Wow, Conspiracy much?
A few things ...
First, lets separate the security vulnerabilities from the issue with
the data. They are two very different things.
On the security vulnerability ... If you have Google Analytics, Google
Adsense, a twitter feed on your site, these products do the exact same
thing and impose the exact same risk. Yes they are Google/Twitter.
But I think it's unfair that a small company wouldn't be able to offer
services that use the same technology.
Our Jabbify product (Jabbify.com) has the exact same vulnerability;
but over 200 people use it.
You are about 100% wrong on the trust issue. First, we built DamnIT
for ourselves (as part of F->IT). Much like you have. But instead of
keeping it for ourselves, we decided to clean it up a little, and let
other people use it. It has no 'business' model, but I'm not sure why
that matters. Does a company that is trying to make a profit somehow
seem less greedy than one that isn't? I doubt it. What's to stop
those companies from selling your data?
Also, this is a worthless argument because what data do we have that
anyone would find valuable? We get the information on people's
websites. But most people use it for publicly available websites so
there is no private data. And, even if the HTML returned did carry
private data; it would be very hard to go through 1000s of errors;
parse them; and know which information is valuable; and what is
letting me know that someone likes pictures of kittens. I don't know
what kind of data this could be picking up that someone would want to
buy, or where to sell it. Maybe you mean people's emails? Hmmmm, I
wonder how many 200 emails would go for. I'd love to damage Juipter's
name for maybe 2 cents?
Many of our other products (JavaScriptMVC, EmbeddedJS, F->IT) have no
business model. Yet, the vast majority of our consulting work comes
from people using these products and hiring us. We follow the 100-10
rule - give people $100 of value and expect $10 in return.
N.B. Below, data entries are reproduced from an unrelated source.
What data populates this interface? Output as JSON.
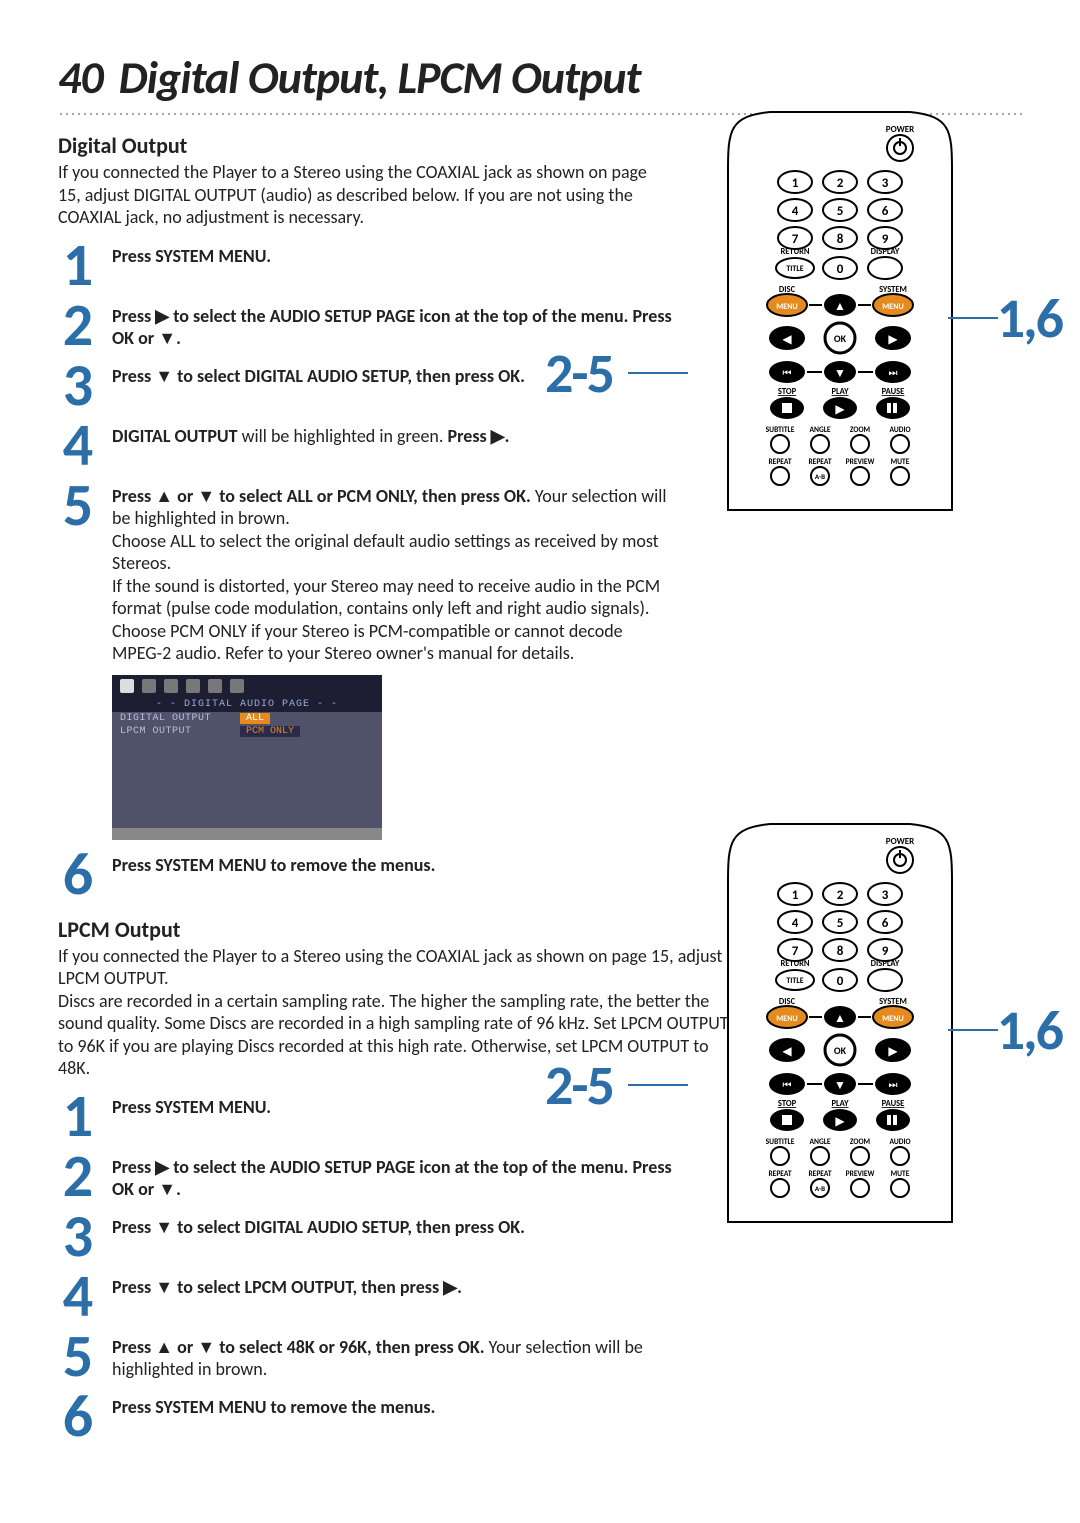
{
  "page_number": "40",
  "page_title": "Digital Output, LPCM Output",
  "digital_output": {
    "heading": "Digital Output",
    "intro": "If you connected the Player to a Stereo using the COAXIAL jack as shown on page 15, adjust DIGITAL OUTPUT (audio) as described below. If you are not using the COAXIAL jack, no adjustment is necessary.",
    "step1": "Press SYSTEM MENU.",
    "step2a": "Press ",
    "step2b": " to select the AUDIO SETUP PAGE icon at the top of the menu.  Press OK or ",
    "step2c": ".",
    "step3a": "Press ",
    "step3b": " to select DIGITAL AUDIO SETUP, then press OK.",
    "step4a": "DIGITAL OUTPUT",
    "step4b": " will be highlighted in green. ",
    "step4c": "Press ",
    "step4d": ".",
    "step5a": "Press ",
    "step5b": " or ",
    "step5c": " to select  ALL or PCM ONLY, then press OK.",
    "step5d": " Your selection will be highlighted in brown.",
    "step5e": "Choose ALL to select the original default audio settings as received by most Stereos.",
    "step5f": "If the sound is distorted, your Stereo may need to receive audio in the PCM format (pulse code modulation, contains only left and right audio signals). Choose PCM ONLY if your Stereo is PCM-compatible or cannot decode MPEG-2 audio. Refer to your Stereo owner's manual for details.",
    "step6": "Press SYSTEM MENU to remove the menus."
  },
  "osd": {
    "band": "- - DIGITAL AUDIO PAGE - -",
    "row1_label": "DIGITAL OUTPUT",
    "row1_val": "ALL",
    "row2_label": "LPCM OUTPUT",
    "row2_val": "PCM ONLY"
  },
  "lpcm_output": {
    "heading": "LPCM Output",
    "intro": "If you connected the Player to a Stereo using the COAXIAL jack as shown on page 15, adjust LPCM OUTPUT.\nDiscs are recorded in a certain sampling rate.  The higher the sampling rate, the better the sound quality.  Some Discs are recorded in a high sampling rate of 96 kHz.  Set LPCM OUTPUT to 96K if you are playing Discs recorded at this high rate. Otherwise, set LPCM OUTPUT to 48K.",
    "step1": "Press SYSTEM MENU.",
    "step2a": "Press ",
    "step2b": " to select the AUDIO SETUP PAGE icon at the top of the menu.  Press OK or ",
    "step2c": ".",
    "step3a": "Press ",
    "step3b": " to select DIGITAL AUDIO SETUP, then press OK.",
    "step4a": "Press ",
    "step4b": " to select LPCM OUTPUT, then press ",
    "step4c": ".",
    "step5a": "Press ",
    "step5b": " or ",
    "step5c": " to select 48K or 96K, then press OK.",
    "step5d": " Your selection will be highlighted in brown.",
    "step6": "Press SYSTEM MENU to remove the menus."
  },
  "remote": {
    "power": "POWER",
    "return": "RETURN",
    "display": "DISPLAY",
    "title": "TITLE",
    "disc": "DISC",
    "system": "SYSTEM",
    "menu": "MENU",
    "ok": "OK",
    "stop": "STOP",
    "play": "PLAY",
    "pause": "PAUSE",
    "subtitle": "SUBTITLE",
    "angle": "ANGLE",
    "zoom": "ZOOM",
    "audio": "AUDIO",
    "repeat": "REPEAT",
    "repeat_ab": "REPEAT",
    "ab": "A-B",
    "preview": "PREVIEW",
    "mute": "MUTE",
    "n1": "1",
    "n2": "2",
    "n3": "3",
    "n4": "4",
    "n5": "5",
    "n6": "6",
    "n7": "7",
    "n8": "8",
    "n9": "9",
    "n0": "0",
    "callout_left": "2-5",
    "callout_right": "1,6"
  }
}
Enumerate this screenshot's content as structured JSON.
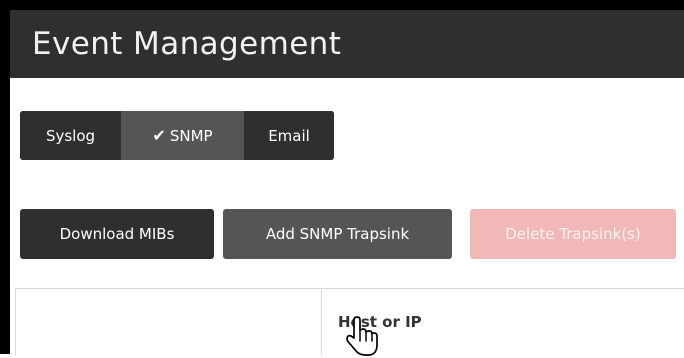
{
  "header": {
    "title": "Event Management"
  },
  "tabs": [
    {
      "label": "Syslog",
      "active": false
    },
    {
      "label": "SNMP",
      "active": true,
      "icon": "check-icon"
    },
    {
      "label": "Email",
      "active": false
    }
  ],
  "toolbar": {
    "download_label": "Download MIBs",
    "add_label": "Add SNMP Trapsink",
    "delete_label": "Delete Trapsink(s)"
  },
  "table": {
    "columns": [
      "",
      "Host or IP"
    ]
  },
  "colors": {
    "header_bg": "#2f2f2f",
    "active_tab_bg": "#555555",
    "delete_bg": "#f2b7b7"
  },
  "pointer": {
    "icon": "hand-cursor-icon"
  }
}
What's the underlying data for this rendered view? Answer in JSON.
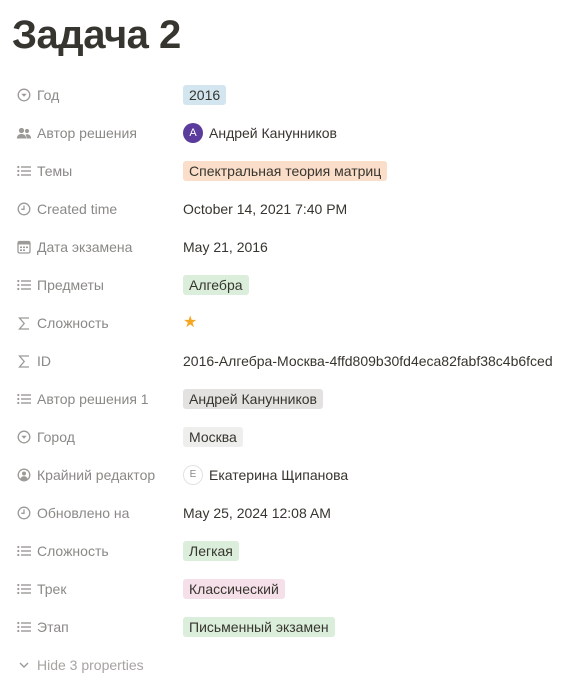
{
  "page": {
    "title": "Задача 2"
  },
  "properties": [
    {
      "label": "Год",
      "icon": "select-icon",
      "type": "tag",
      "color": "#d3e5ef",
      "value": "2016"
    },
    {
      "label": "Автор решения",
      "icon": "people-icon",
      "type": "person",
      "initial": "A",
      "value": "Андрей Канунников"
    },
    {
      "label": "Темы",
      "icon": "list-icon",
      "type": "tag",
      "color": "#fadec9",
      "value": "Спектральная теория матриц"
    },
    {
      "label": "Created time",
      "icon": "clock-icon",
      "type": "text",
      "value": "October 14, 2021 7:40 PM"
    },
    {
      "label": "Дата экзамена",
      "icon": "calendar-icon",
      "type": "text",
      "value": "May 21, 2016"
    },
    {
      "label": "Предметы",
      "icon": "list-icon",
      "type": "tag",
      "color": "#dbeddb",
      "value": "Алгебра"
    },
    {
      "label": "Сложность",
      "icon": "sigma-icon",
      "type": "rating",
      "value": "★",
      "rating": 1
    },
    {
      "label": "ID",
      "icon": "sigma-icon",
      "type": "text",
      "value": "2016-Алгебра-Москва-4ffd809b30fd4eca82fabf38c4b6fced"
    },
    {
      "label": "Автор решения 1",
      "icon": "list-icon",
      "type": "tag",
      "color": "#e3e2e0",
      "value": "Андрей Канунников"
    },
    {
      "label": "Город",
      "icon": "select-icon",
      "type": "tag",
      "color": "#eeeeec",
      "value": "Москва"
    },
    {
      "label": "Крайний редактор",
      "icon": "user-circle-icon",
      "type": "person",
      "initial": "Е",
      "value": "Екатерина Щипанова"
    },
    {
      "label": "Обновлено на",
      "icon": "clock-icon",
      "type": "text",
      "value": "May 25, 2024 12:08 AM"
    },
    {
      "label": "Сложность",
      "icon": "list-icon",
      "type": "tag",
      "color": "#dbeddb",
      "value": "Легкая"
    },
    {
      "label": "Трек",
      "icon": "list-icon",
      "type": "tag",
      "color": "#f5e0e9",
      "value": "Классический"
    },
    {
      "label": "Этап",
      "icon": "list-icon",
      "type": "tag",
      "color": "#dbeddb",
      "value": "Письменный экзамен"
    }
  ],
  "footer": {
    "hide_label": "Hide 3 properties",
    "icon": "chevron-down-icon"
  },
  "colors": {
    "text": "#37352f",
    "muted": "#8a8986",
    "icon": "#9b9a97",
    "star": "#f5a623",
    "avatar": "#5b3c9c"
  }
}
On it being easy to implement locally ... I'm happy you implemented it
yourself. I hope you provide it free to people and have them accuse
you of dishonesty.
DamnIT does go beyond just emailing errors. It groups repeat errors,
lets you set status on them, provides as much data as possible in each
browser, etc.
It is easy to do yourself; but these are the things we want to make
very easy for JavaScriptMVC developers. Releasing it as a sister
utility to JavaScriptMVC makes almost too much sense.